I explained that my mother was a little paranoid, and there was this little mole on my back, but it was black and blue, pretty ugly looking, could you just take a look at it so she stops bugging me?

The resident lifted up my shirt and suddenly became very interested. She rushed from the room, mumbling something about getting more doctors. And get more doctors she did. I'm fairly certain the entire clinic staff packed into my tiny exam room. They had a Polaroid camera and were clicking pictures like there was no tomorrow while chattering excitedly amongst themselves.

Finally satisfied they had documented the crap out of my mole, she says, "Alright, that mole needs to be biopsied."

I sighed inwardly, thinking I would need to waste valuable study time coming back to the clinic, "When should we schedule it?"

She shook her head, "No, that mole needs to come out today. Wait five minutes, we'll prep the room for you."

So I waited, and in the promised five minutes, a resident was ready to take out the mole. The mole was fairly tiny, about 1 cm in diameter. The resident was going to carve out a football shape to try and see how deep the mole went.
Wow, you can tell that drawing took all of 30 seconds to make
So she injected the site with lidocaine. Ha! Good joke, I told her, lidocaine doesn't work on me. She scoffed at me and left the room.
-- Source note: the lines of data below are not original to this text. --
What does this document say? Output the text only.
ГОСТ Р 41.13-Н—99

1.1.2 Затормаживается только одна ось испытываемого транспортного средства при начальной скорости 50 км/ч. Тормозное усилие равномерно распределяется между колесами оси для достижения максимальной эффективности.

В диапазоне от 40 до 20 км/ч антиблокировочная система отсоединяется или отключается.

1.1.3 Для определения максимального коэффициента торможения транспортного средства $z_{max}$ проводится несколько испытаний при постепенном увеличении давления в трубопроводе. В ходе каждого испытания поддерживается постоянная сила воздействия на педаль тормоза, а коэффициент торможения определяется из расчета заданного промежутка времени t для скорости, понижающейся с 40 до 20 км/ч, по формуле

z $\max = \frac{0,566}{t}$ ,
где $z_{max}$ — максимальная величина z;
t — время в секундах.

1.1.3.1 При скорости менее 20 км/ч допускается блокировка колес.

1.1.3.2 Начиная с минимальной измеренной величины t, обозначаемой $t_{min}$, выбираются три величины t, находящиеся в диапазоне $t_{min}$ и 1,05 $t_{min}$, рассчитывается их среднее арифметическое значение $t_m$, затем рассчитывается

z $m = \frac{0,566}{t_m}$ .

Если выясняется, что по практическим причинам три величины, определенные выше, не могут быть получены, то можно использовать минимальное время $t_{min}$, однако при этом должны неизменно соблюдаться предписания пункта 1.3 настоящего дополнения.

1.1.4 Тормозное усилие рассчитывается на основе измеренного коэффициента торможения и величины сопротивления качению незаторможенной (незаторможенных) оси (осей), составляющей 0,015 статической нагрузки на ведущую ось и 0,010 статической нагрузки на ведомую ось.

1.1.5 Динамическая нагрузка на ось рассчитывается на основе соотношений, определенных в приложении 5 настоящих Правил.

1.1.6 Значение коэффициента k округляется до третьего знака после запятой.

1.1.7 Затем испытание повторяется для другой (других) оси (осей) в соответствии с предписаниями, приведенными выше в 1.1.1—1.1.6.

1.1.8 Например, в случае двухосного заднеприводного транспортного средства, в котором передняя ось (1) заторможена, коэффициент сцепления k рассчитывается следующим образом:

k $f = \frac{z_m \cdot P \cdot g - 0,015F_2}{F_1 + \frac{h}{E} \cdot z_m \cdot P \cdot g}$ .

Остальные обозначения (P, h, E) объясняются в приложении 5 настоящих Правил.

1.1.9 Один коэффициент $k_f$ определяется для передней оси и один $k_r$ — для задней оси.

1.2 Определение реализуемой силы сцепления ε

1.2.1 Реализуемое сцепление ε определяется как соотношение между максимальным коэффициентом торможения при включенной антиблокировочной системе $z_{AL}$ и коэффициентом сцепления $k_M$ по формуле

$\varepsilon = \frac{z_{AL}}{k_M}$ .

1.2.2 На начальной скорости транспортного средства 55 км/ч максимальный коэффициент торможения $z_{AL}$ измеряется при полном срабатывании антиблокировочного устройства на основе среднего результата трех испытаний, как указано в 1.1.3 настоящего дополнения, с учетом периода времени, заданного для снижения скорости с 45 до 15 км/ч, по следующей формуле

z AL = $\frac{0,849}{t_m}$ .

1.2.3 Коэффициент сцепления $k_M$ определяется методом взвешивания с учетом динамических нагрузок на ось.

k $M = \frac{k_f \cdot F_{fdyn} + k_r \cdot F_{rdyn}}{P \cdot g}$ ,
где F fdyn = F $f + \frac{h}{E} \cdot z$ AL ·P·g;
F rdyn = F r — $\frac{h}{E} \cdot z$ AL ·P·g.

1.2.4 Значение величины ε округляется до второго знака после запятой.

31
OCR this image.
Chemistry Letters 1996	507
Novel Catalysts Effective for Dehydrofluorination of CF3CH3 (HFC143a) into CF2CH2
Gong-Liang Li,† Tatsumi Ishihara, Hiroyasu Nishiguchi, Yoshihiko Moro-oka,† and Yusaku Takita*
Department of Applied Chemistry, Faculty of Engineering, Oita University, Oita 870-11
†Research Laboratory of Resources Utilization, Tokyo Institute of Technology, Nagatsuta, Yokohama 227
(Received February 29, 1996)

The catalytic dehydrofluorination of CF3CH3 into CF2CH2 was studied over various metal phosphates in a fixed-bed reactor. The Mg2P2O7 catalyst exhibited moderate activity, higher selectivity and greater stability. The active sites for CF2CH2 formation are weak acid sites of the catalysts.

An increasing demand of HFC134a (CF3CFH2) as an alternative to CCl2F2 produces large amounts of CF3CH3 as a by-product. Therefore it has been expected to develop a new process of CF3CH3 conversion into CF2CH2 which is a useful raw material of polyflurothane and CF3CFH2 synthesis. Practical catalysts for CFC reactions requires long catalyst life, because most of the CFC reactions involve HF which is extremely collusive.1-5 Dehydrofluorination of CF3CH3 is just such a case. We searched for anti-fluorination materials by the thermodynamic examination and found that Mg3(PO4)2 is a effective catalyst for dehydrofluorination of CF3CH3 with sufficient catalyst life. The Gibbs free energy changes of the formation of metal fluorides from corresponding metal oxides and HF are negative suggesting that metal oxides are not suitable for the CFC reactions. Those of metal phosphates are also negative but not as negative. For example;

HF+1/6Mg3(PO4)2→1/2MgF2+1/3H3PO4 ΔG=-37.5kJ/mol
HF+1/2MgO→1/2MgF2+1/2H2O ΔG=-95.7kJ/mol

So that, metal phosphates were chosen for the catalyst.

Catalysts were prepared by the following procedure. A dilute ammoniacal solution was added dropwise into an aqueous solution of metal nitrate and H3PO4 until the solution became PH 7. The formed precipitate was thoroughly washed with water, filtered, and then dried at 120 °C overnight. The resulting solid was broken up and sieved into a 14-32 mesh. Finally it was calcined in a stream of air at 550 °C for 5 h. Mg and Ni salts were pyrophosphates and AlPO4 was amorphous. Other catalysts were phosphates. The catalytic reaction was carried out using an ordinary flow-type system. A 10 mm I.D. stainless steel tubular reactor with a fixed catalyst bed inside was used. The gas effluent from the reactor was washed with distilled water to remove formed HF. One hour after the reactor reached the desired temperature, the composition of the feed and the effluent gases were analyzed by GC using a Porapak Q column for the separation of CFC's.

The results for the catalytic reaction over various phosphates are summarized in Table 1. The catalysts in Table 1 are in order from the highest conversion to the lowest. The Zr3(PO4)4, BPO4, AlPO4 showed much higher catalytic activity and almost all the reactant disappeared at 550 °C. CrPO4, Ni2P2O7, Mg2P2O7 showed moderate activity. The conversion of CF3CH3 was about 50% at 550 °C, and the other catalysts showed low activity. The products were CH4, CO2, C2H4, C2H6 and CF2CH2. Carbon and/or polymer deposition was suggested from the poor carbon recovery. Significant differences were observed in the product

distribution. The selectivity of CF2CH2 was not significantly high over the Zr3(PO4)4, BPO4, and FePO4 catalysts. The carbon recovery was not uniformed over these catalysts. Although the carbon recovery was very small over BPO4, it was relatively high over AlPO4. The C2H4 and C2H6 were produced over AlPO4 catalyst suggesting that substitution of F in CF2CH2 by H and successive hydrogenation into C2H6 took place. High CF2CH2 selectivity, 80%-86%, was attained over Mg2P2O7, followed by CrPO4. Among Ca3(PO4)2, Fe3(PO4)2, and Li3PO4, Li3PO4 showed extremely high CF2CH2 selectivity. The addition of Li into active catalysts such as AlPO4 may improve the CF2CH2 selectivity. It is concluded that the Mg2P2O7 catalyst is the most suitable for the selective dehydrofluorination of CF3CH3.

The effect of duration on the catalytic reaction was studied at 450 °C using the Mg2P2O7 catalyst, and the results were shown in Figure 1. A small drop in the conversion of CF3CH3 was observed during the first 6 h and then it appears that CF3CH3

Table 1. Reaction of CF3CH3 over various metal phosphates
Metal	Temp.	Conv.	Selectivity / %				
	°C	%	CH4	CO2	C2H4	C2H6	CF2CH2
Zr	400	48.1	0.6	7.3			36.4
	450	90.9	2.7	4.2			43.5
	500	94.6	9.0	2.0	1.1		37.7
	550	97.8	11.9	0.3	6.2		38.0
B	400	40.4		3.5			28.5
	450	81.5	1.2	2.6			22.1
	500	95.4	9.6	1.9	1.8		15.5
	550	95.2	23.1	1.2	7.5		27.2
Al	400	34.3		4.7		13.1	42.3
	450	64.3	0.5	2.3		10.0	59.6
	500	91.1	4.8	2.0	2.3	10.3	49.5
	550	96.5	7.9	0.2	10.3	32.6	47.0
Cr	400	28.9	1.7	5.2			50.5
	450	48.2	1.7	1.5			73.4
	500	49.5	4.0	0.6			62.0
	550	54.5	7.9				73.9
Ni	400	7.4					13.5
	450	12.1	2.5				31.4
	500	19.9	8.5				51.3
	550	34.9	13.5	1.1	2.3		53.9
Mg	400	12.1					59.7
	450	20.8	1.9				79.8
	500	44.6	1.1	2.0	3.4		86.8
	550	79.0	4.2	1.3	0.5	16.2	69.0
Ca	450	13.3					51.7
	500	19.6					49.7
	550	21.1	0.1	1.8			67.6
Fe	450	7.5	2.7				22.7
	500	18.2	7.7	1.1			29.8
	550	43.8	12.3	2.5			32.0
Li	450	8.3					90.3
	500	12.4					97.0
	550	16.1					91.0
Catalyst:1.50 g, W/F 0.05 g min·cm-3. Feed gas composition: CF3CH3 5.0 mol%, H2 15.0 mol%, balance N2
No, but really, the -caine anesthestics don't work on me for some reason. Getting a cavity filled is torture. My body must do something to it, either metabolize it quickly or the -caines don't quite penetrate all the way down my nerve branches. Or maybe that is total BS; I'm not a doctor. But the end result is that doctors are always surprised when I turn out to be right about my own body.

She came back and started slicing into my back. Holy crap did it hurt. Yeah, I can feel that. Yeah, your scapel is right there. Now you are cutting deeper, owww, stop, no more. I'm done. I will give you money to stop cutting into my back. She was shocked that I accurately related her scapel movements to her.

She had to give me more anesthetic and seemed miffed that she couldn't cut into my back on schedule. I told you so. And even though my back hurt, I felt some small sense of accomplishment. It's rare I can get a doctor/dentist to believe me about the -caines.

So after a long time laying on my stomach, disappointed that I couldn't watch the surgery, the mole was finally out and put in a little jar. I got to look at it; it was neat.

And off to the labs it went.

My mom was less than thrilled about how that appointment went. Apparently it isn't good when doctors get all excited like that...


  1. K8, weird question: Are you a redhead?

    Due to a mutation in the melanocortin-1 receptor, the -caine anesthetics don't work in around 60% or so of redheads. (My boyfriend's dad is a redhead and has the same problem - he just brings a copy of the original Anesthesiology article to all of his dermatologists so they believe him and use something else.)

    http://www.ncbi.nlm.nih.gov/pubmed/15731586 (check the citations if you're interested, there are some other papers on this.)

    This is a fantastic series of posts, by the way!

  2. Unfortunately, I am not a redhead. But the solution seems clear. I will simply dye my head red every time I need anesthetic injected. Problem solved. You have made me a very happy person.